Vox: How Republicans came to embrace anti-environmentalism

It’s ironic that today’s Republicans see America’s environmental state as such a liability, given that Republican presidents had such a big hand in constructing it. In the early 20th century Teddy Roosevelt pushed a federal system of parks, forests, and monuments. In 1970, it was Richard Nixon who created the Environmental Protection Agency and signed many foundational laws. Even during the last Republican administration of George W. Bush, longtime EPA employees have told me there was considerable if often tacit support by party leaders. [...]

For starters, it helps to recall where the strongest environmental support came from in the 1960s and 1970s, during the great bipartisan build-out of America’s environmental laws and agencies: those regions where urbanizing and industrializing had gone the furthest, across the cities of the coasts and the Great Lakes and especially in their suburbs. A new political language of “the environment” was born along urban edges; it interwove homeowner concerns about pollution and developer intrusions that state and local governments had failed to address. [...]

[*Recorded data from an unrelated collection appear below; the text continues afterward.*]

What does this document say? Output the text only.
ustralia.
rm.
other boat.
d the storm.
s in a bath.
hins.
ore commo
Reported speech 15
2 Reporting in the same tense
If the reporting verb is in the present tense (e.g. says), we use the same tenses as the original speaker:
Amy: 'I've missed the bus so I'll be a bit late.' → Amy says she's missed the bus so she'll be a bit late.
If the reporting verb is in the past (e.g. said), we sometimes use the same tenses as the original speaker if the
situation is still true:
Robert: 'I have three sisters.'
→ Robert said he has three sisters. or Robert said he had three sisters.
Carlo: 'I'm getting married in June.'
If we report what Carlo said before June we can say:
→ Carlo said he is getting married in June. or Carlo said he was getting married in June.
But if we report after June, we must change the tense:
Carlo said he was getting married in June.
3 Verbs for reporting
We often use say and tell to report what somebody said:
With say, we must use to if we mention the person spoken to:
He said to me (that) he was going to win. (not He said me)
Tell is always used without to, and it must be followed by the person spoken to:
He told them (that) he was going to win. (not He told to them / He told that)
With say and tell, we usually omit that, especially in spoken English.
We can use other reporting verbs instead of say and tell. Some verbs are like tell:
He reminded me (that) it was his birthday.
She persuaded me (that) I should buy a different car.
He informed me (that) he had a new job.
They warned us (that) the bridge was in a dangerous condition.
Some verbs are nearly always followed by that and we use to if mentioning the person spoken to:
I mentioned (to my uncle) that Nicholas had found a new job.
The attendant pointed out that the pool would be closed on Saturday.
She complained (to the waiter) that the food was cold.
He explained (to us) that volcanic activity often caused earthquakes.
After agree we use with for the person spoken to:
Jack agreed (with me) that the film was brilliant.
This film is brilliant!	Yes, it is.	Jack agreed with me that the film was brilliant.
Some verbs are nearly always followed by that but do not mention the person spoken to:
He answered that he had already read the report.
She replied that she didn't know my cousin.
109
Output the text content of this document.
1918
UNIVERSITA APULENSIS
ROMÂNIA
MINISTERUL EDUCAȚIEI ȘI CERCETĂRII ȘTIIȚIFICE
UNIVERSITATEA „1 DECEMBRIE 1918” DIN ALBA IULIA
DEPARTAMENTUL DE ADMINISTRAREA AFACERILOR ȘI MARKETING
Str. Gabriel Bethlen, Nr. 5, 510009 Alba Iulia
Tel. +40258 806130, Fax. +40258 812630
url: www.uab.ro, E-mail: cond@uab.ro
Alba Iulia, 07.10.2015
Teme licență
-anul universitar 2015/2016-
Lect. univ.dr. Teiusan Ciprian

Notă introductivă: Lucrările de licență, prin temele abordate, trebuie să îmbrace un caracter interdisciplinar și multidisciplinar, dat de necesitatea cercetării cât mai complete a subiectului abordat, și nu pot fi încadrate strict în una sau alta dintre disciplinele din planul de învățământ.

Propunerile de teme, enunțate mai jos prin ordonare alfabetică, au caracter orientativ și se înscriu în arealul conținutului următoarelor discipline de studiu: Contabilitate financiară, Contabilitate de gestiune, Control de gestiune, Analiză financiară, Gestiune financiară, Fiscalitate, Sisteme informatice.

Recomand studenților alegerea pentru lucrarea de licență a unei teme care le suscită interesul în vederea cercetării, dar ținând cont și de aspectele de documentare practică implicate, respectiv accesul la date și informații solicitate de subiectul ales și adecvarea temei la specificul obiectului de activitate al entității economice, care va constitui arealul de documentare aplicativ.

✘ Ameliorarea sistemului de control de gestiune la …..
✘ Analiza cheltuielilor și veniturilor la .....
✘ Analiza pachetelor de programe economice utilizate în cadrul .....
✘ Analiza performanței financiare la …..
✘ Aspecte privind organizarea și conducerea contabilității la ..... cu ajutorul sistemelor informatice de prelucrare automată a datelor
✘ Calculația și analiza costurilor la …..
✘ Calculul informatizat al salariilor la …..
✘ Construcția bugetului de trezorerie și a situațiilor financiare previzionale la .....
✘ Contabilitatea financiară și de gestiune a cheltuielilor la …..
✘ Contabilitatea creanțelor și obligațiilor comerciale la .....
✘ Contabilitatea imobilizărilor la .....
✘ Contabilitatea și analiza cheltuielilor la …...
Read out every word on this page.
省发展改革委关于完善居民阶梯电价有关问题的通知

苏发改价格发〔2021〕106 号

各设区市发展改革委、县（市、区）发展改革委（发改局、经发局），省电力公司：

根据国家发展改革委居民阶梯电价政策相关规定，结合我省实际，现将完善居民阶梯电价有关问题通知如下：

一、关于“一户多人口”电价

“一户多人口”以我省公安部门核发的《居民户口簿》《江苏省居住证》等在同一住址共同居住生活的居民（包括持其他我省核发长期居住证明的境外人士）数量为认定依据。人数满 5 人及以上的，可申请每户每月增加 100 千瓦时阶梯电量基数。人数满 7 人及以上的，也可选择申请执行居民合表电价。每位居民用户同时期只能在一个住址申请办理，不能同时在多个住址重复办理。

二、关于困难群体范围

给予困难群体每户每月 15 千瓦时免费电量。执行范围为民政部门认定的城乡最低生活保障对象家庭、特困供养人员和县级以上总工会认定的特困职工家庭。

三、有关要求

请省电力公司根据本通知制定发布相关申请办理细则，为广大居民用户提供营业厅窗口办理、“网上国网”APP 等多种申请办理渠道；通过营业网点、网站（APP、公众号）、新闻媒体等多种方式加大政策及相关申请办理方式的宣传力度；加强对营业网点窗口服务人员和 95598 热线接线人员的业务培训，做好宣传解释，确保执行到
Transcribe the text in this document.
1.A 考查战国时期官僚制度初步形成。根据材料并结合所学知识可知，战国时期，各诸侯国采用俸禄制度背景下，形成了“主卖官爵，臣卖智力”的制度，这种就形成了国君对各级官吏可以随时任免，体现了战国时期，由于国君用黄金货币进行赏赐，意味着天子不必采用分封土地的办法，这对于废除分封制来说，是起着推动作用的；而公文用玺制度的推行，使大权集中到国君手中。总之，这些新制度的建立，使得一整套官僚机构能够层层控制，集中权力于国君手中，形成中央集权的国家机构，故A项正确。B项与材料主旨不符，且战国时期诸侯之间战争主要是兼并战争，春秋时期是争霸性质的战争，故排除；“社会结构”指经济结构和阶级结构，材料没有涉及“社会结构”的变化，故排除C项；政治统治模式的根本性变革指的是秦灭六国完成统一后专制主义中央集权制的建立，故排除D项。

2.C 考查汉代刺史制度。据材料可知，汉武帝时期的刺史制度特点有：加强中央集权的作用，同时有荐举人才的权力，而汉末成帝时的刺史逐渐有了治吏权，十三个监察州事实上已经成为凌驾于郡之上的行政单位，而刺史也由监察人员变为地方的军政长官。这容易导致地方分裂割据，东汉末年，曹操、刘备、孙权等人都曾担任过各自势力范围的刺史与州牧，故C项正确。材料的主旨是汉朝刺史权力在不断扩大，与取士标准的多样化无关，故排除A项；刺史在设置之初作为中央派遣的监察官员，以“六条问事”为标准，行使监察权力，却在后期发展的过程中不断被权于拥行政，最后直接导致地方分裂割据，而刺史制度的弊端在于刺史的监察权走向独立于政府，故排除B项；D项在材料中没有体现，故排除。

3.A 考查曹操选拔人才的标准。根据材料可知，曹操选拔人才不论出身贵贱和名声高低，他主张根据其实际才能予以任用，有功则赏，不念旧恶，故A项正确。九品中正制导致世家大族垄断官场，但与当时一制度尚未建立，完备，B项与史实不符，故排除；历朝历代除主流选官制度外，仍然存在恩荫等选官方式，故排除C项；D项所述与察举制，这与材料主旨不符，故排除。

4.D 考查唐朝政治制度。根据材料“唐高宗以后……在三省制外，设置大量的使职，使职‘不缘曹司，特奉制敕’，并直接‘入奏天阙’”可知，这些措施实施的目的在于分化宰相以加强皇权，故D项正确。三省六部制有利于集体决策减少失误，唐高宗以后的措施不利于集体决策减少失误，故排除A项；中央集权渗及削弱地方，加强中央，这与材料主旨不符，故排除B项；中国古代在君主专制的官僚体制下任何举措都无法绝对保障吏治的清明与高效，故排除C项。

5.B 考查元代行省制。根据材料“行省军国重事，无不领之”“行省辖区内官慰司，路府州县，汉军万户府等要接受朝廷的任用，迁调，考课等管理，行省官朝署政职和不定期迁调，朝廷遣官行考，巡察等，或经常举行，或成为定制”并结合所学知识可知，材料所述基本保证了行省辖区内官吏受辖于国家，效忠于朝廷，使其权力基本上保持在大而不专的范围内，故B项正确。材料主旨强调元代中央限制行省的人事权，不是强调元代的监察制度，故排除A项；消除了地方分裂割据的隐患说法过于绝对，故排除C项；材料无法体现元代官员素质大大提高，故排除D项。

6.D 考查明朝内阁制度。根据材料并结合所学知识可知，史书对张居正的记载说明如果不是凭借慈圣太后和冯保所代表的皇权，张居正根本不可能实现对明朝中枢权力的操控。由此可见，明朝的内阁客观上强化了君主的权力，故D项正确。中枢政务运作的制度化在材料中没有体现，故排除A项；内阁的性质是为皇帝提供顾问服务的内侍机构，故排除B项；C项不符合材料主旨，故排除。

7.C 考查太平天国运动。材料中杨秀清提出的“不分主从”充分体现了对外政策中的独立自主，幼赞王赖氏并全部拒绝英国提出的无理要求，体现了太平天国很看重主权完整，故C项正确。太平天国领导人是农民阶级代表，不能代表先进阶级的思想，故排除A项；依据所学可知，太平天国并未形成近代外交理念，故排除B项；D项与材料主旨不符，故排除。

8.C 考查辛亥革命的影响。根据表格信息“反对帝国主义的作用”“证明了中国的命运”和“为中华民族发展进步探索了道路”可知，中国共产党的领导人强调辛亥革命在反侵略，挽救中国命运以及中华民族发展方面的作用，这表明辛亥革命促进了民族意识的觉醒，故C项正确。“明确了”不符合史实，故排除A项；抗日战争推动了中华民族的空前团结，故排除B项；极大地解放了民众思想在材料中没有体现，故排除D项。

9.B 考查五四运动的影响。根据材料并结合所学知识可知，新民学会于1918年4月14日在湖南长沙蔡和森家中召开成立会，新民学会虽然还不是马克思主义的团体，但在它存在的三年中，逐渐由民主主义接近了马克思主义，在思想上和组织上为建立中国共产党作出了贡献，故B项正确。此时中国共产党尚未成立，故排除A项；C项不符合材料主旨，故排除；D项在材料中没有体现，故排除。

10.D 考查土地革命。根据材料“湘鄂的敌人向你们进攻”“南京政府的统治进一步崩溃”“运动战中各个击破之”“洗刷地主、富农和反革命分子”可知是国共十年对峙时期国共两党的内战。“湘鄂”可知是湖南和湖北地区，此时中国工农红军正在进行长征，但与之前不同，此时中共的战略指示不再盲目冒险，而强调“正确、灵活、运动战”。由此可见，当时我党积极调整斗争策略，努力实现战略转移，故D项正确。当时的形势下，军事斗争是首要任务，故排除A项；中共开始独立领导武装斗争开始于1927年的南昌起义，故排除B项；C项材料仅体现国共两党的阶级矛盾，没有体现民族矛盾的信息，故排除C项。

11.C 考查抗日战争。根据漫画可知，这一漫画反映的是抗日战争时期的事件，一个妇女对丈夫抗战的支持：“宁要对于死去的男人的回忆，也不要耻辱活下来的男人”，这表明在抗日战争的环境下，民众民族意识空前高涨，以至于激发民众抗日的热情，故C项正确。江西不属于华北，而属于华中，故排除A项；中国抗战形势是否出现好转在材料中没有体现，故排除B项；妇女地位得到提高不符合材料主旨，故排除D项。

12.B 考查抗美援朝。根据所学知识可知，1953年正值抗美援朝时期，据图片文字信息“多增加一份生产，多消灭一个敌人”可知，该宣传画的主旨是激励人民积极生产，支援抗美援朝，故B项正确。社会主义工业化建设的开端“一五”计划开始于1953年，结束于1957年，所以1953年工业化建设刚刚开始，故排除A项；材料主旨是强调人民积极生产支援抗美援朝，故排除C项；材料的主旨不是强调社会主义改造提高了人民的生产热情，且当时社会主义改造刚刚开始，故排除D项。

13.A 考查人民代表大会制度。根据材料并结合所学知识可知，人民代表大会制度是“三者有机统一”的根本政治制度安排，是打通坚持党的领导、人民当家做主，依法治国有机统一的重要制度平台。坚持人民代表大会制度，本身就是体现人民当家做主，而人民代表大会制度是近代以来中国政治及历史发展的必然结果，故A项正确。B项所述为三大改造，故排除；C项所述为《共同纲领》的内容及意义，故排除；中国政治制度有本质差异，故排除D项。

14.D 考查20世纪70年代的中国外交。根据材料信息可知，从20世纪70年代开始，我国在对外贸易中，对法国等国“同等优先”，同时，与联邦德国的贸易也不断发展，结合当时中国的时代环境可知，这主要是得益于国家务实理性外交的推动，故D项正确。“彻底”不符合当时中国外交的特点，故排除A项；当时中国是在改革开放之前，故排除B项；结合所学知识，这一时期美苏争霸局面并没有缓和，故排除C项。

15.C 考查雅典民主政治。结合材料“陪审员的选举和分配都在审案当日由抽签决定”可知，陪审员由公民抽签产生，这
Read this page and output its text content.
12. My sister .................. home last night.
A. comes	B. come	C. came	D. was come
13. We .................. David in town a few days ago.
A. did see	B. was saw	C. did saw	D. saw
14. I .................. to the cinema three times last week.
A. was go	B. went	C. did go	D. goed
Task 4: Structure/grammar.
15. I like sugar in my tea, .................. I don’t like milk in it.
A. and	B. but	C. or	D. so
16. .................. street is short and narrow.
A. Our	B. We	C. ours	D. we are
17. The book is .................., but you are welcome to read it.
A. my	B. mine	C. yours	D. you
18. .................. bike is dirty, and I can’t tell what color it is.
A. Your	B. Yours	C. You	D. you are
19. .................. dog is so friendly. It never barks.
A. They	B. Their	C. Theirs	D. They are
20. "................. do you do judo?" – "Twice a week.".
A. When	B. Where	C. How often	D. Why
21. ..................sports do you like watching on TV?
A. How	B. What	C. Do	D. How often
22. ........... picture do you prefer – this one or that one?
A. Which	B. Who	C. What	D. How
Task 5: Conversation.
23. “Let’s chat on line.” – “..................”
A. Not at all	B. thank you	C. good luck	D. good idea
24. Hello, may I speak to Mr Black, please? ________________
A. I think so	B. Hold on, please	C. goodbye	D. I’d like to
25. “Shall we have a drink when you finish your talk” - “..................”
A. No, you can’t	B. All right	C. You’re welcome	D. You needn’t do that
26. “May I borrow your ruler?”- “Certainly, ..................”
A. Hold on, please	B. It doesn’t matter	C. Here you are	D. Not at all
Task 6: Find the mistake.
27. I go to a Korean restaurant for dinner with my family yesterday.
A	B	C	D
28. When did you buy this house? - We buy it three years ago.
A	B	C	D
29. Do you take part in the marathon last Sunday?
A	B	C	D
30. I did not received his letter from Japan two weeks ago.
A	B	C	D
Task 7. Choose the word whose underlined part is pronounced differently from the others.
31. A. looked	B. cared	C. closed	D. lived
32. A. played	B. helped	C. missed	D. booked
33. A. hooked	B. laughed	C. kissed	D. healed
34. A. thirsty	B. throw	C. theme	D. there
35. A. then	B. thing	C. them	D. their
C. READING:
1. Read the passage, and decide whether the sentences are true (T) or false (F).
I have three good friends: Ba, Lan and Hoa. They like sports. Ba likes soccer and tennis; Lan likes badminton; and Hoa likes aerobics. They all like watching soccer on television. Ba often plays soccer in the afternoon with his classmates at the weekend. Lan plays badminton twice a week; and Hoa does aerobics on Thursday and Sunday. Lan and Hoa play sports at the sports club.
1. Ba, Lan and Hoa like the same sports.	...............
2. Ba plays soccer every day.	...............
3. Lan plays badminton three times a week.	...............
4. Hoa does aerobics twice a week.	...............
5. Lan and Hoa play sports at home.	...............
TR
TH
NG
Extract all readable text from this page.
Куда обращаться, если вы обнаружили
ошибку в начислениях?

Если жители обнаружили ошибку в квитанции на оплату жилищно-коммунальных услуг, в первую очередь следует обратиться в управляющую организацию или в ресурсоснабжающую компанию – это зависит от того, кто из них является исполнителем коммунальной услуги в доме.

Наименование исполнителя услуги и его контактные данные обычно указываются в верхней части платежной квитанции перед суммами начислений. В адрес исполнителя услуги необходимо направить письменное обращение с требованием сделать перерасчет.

The other strand of early anti-environmentalism ran through the South, where traditional Democratic dominance was in flux. Democrats like then-Georgia governor Jimmy Carter embraced environmental causes. Some Republicans did as well. When college professor Newt Gingrich ran for Congress starting in 1972 in a West Georgia district extending into Atlanta’s suburbs, it made sense that he did so both as a Republican and an environmentalist. [...]

Racial and geographic realignments over the 1980s and ‘90s favored the anti-environmental Republicanism Gingrich now sought. Better-off black Americans moved to suburbs of their own, as civil rights groups spearheaded a new movement for “environmental justice.” White environmental groups gained bases in well-off older suburbs as well far-flung newer ones, but energy concerns inclined them to identify with a gentrifying downtown and the “walkability” espoused by a New Urbanism. At the same time, black majority districts were also being created to bring racial equity to Georgia’s Congressional delegations, starting with the 5th district, which was won in 1986 by John Lewis. Black representatives became the state’s foremost supporters of environmental causes in Congress.